Les Hommes doivent en effet y sur­vivre parmi des êtres mutants, des tri­bus can­ni­bales, des monstres cau­che­mar­desques, et même, tenez-vous bien : des vampires-araignées… Une opu­lence de “créa­tures” plus fan­tasques les unes que les autres qui donne au roman une ambiance aussi baroque que psy­ché­dé­lique. Au risque cepen­dant de décou­ra­ger les lec­teurs les plus her­mé­tiques à la science-fiction…

À tra­vers la des­crip­tion de ce monde peu­plé de demi-dieux et hanté par de sombres céré­mo­nies païennes, Roger Zelazny fait de nom­breuses allu­sions à la mytho­lo­gie grecque, don­nant ainsi au récit une ambiance de fin du monde. L’un des per­son­nages note d’ailleurs à ce sujet : 
Lorsque l’humanité est sor­tie des ténèbres, elle a ramené une pro­fu­sion de légendes, de mythes et de sou­ve­nirs de créa­tures fan­tas­tiques. Nous sommes en train de replon­ger dans le gouffre de ces mêmes ténèbres.

L’omni­pré­sence de la vio­lence vient éga­le­ment ren­for­cer cette atmo­sphère. Les nom­breuses scènes de com­bat se révèlent néan­moins répé­ti­tives et traînent sou­vent en lon­gueur. Leurs issues s’avèrent, de plus, pré­vi­sibles : Conrad Nomi­kos pos­sède en effet des pou­voirs proches de ceux d’un super-héros. Bien sûr, son ins­tinct est infaillible, et son assu­rance tein­tée de cynisme finit même par le rendre peu atta­chant. En par­ti­cu­lier lorsque ses pointes d’ironie et son sens de l’humour bon mar­ché plombent les dia­logues, au point de rendre ceux-là par­fois dignes d’un mau­vais polar.
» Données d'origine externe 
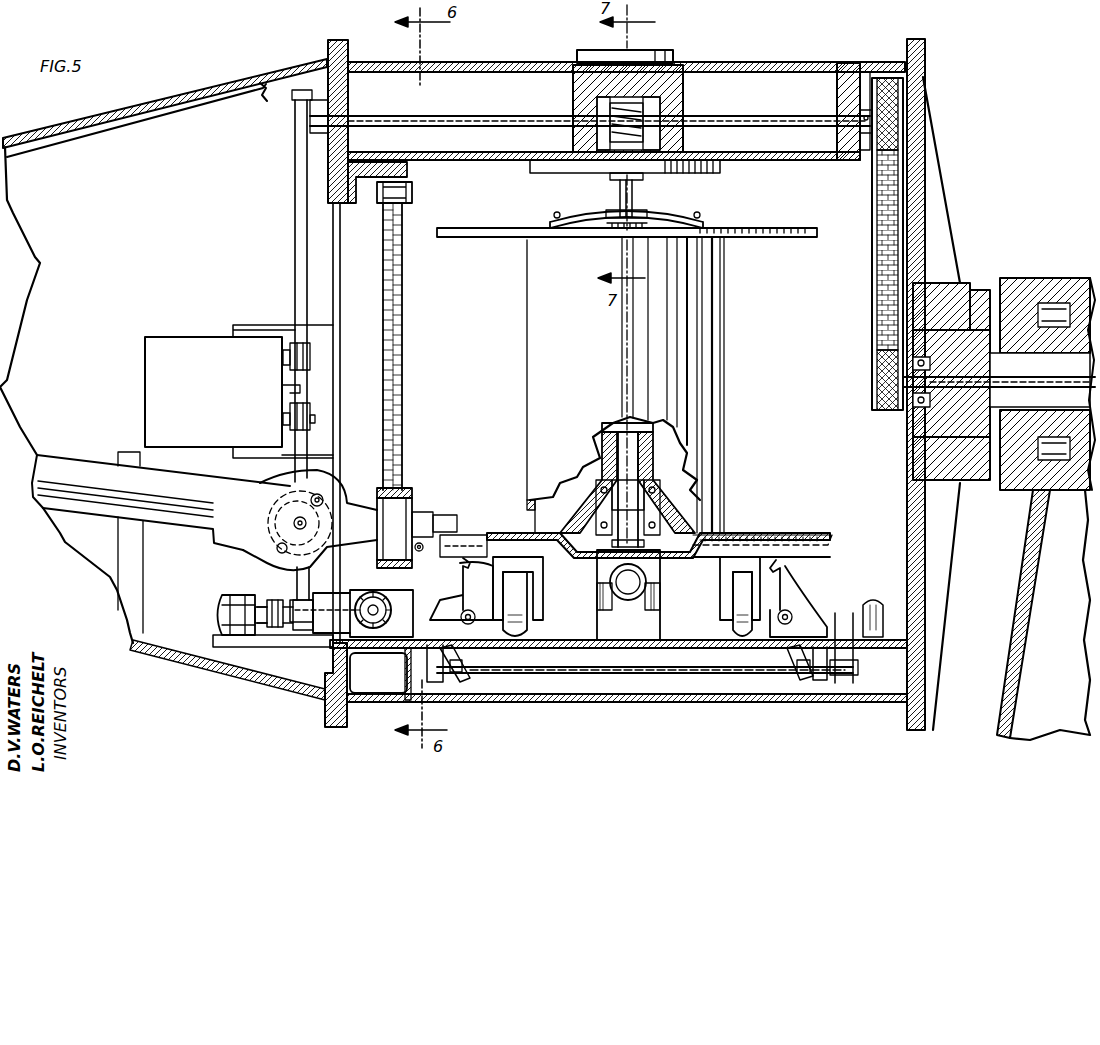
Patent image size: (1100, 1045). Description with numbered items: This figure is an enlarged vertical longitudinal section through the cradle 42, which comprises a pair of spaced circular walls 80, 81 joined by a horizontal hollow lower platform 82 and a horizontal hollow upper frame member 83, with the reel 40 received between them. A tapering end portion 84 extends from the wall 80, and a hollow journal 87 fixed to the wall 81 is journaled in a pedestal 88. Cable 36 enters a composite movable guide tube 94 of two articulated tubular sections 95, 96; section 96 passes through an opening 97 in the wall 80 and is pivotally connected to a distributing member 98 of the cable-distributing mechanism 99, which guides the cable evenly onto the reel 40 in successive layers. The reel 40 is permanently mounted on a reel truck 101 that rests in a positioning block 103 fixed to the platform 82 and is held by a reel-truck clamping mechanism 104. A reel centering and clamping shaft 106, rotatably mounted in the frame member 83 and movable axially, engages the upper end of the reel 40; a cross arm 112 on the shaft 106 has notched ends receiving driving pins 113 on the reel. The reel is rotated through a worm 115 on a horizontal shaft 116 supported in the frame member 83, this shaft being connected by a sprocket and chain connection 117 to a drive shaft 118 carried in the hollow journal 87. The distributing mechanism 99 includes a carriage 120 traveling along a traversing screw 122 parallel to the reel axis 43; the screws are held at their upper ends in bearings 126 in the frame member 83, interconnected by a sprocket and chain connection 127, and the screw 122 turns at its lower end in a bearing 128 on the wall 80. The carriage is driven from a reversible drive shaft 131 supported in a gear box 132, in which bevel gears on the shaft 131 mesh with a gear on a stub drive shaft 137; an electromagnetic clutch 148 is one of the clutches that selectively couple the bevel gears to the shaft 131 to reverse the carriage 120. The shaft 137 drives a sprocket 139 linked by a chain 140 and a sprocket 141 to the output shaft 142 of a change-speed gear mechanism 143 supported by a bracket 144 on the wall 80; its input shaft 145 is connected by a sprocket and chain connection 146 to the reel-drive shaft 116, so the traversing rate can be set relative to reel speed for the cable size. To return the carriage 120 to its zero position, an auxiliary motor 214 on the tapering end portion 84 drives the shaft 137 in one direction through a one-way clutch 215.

The cable 36 is at (440, 530).
The reel 40 is at (741, 308).
The cradle 42 is at (940, 69).
The axis of the reel 43 is at (625, 352).
The circular wall 80 is at (345, 157).
The circular wall 81 is at (925, 215).
The lower platform 82 is at (703, 648).
The upper frame member 83 is at (783, 60).
The tapering end portion 84 is at (178, 97).
The hollow journal 87 is at (1013, 323).
The pedestal 88 is at (1028, 590).
The composite movable guide tube 94 is at (77, 442).
The tubular section 95 is at (97, 498).
The tubular section 96 is at (358, 512).
The opening 97 is at (332, 215).
The distributing member 98 is at (413, 510).
The cable-distributing mechanism 99 is at (432, 442).
The reel truck 101 is at (733, 551).
The positioning block 103 is at (650, 624).
The reel-truck clamping mechanism 104 is at (802, 608).
The reel centering and clamping shaft 106 is at (622, 192).
The cross arm 112 is at (672, 222).
The driving pins 113 is at (700, 215).
The worm 115 is at (610, 100).
The horizontal shaft 116 is at (438, 115).
The sprocket and chain connection 117 is at (872, 207).
The drive shaft 118 is at (925, 407).
The carriage 120 is at (412, 490).
The traversing screw 122 is at (402, 335).
The bearings 126 is at (400, 172).
The sprocket and chain connection 127 is at (412, 196).
The bearing 128 is at (413, 586).
The reversible drive shaft 131 is at (283, 613).
The gear box 132 is at (413, 600).
The stub drive shaft 137 is at (330, 650).
The sprocket 139 is at (292, 628).
The chain 140 is at (297, 468).
The sprocket 141 is at (295, 395).
The output shaft 142 is at (290, 420).
The change-speed gear mechanism 143 is at (195, 337).
The bracket 144 is at (277, 325).
The input shaft 145 is at (285, 365).
The sprocket and chain connection 146 is at (292, 217).
The electromagnetic clutch 148 is at (403, 637).
The motor 214 is at (223, 592).
The one-way clutch 215 is at (277, 633).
Malgré ces défauts, Roger Zelazny, sur­tout connu pour le Cycle des Princes d’Ambres, démontre à tra­vers ce pre­mier roman au style inégal qu’il pos­sède une ima­gi­na­tion hors du com­mun. Toi, l’immortel obtien­dra d’ailleurs en 1966 la plus pres­ti­gieuse récom­pense du genre, à savoir le prix Hugo, à éga­lité avec… le célé­bris­sime Dune de Frank Her­bert.
Autre preuve attes­tant de la qua­lité de cette œuvre de science-fiction : bien­tôt qua­rante ans après sa paru­tion, le roman n’a pas déme­su­ré­ment vieilli. Excep­tion faite, bien sûr, du sens de l’humour de son per­son­nage principal…

charles dupire

   
 

Roger Zelazny, Toi l’immortel (tra­duit par Mimi Per­rin), Folio SF, décembre 2004, 281 p. — 5,04 €.